Em 2015, houve redução no total de famílias
endividadas em 1,3% na comparação com 2014. Apesar da
queda, 61,1% das famílias brasileiras, em média, passaram
2015 com o orçamento comprometido, e houve aumento
nos indicadores de inadimplência, principalmente no último
trimestre do ano. Os dados são da Pesquisa de
Endividamento e Inadimplência do Consumidor, da
Confederação Nacional do Comércio de Bens, Serviços e
Turismo (CNC).
O número médio de famílias com contas ou dívidas em
atraso (inadimplentes) alcançou 20,9% do total — alta de
8,4% em relação a 2014.
“Mesmo tendo alcançado o menor patamar da série
histórica em fevereiro de 2015, o número de famílias com
contas em atraso aumentou ao longo do ano,
acompanhando a piora nos indicadores de emprego e
renda, assim como o aumento da inflação e o
encarecimento do crédito”, comenta a economista da CNC
Marianne Hanson.
Como nos anos anteriores, o cartão de crédito foi o
principal responsável pelo endividamento. Em 2015, a
modalidade de pagamento foi a responsável pela maior
parte da dívida para 76,1% das famílias.
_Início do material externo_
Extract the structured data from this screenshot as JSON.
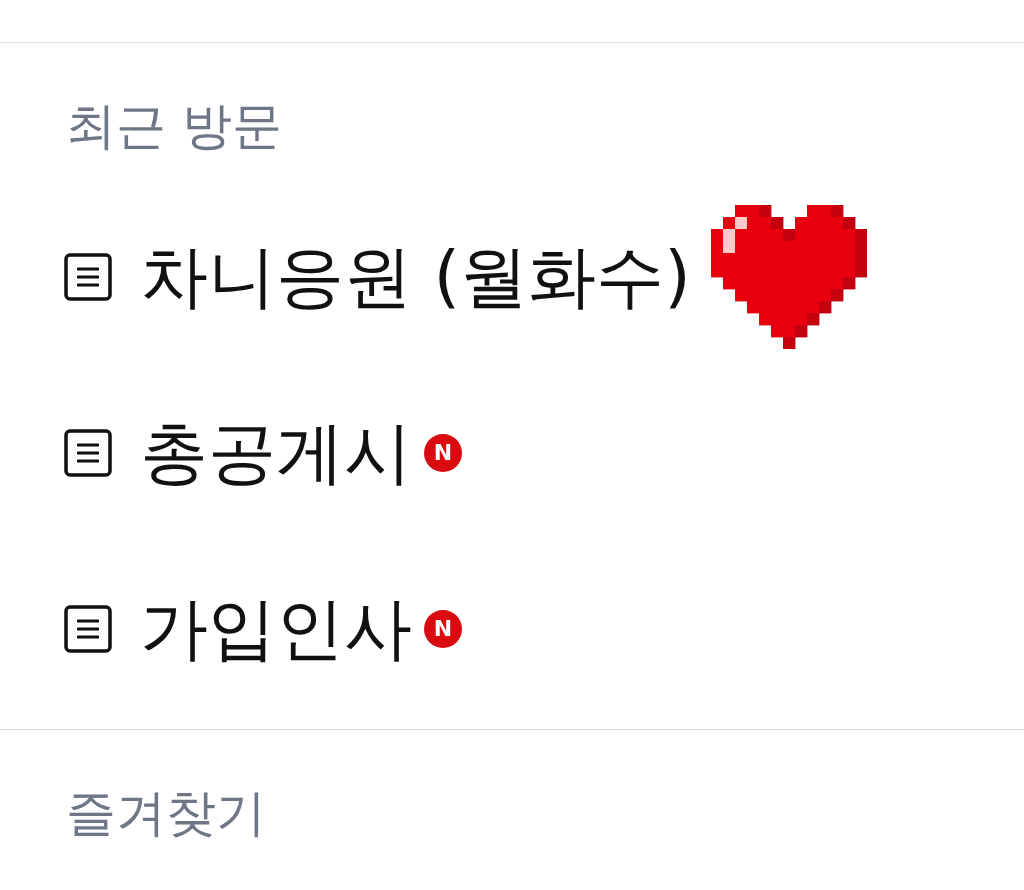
{
  "sections": [
    {
      "title": "최근 방문",
      "items": [
        {
          "label": "차니응원 (월화수)",
          "trailing_icon": true
        },
        {
          "label": "총공게시",
          "badge": "N"
        },
        {
          "label": "가입인사",
          "badge": "N"
        }
      ]
    },
    {
      "title": "즐겨찾기"
    }
  ]
}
Em segundo lugar
ficou o carnê, apontado por 16,9% dos entrevistados.
Adaptado de http://g1.globo.com (acesso em 24 jan. 2016).
Agora, considere as afirmativas seguintes.
I. Existe diferença entre os termos “endividamento” e
“inadimplência”, que podem estar relacionadas ao
fator de consumo e negociação das dívidas.
II. De acordo com os dados do CNC, cerca de 1 a cada 5
famílias brasileiras está inadimplente.
III. Os resultados da pesquisa apontaram que 16,9% dos
entrevistados tinham dívidas relacionadas a carnês.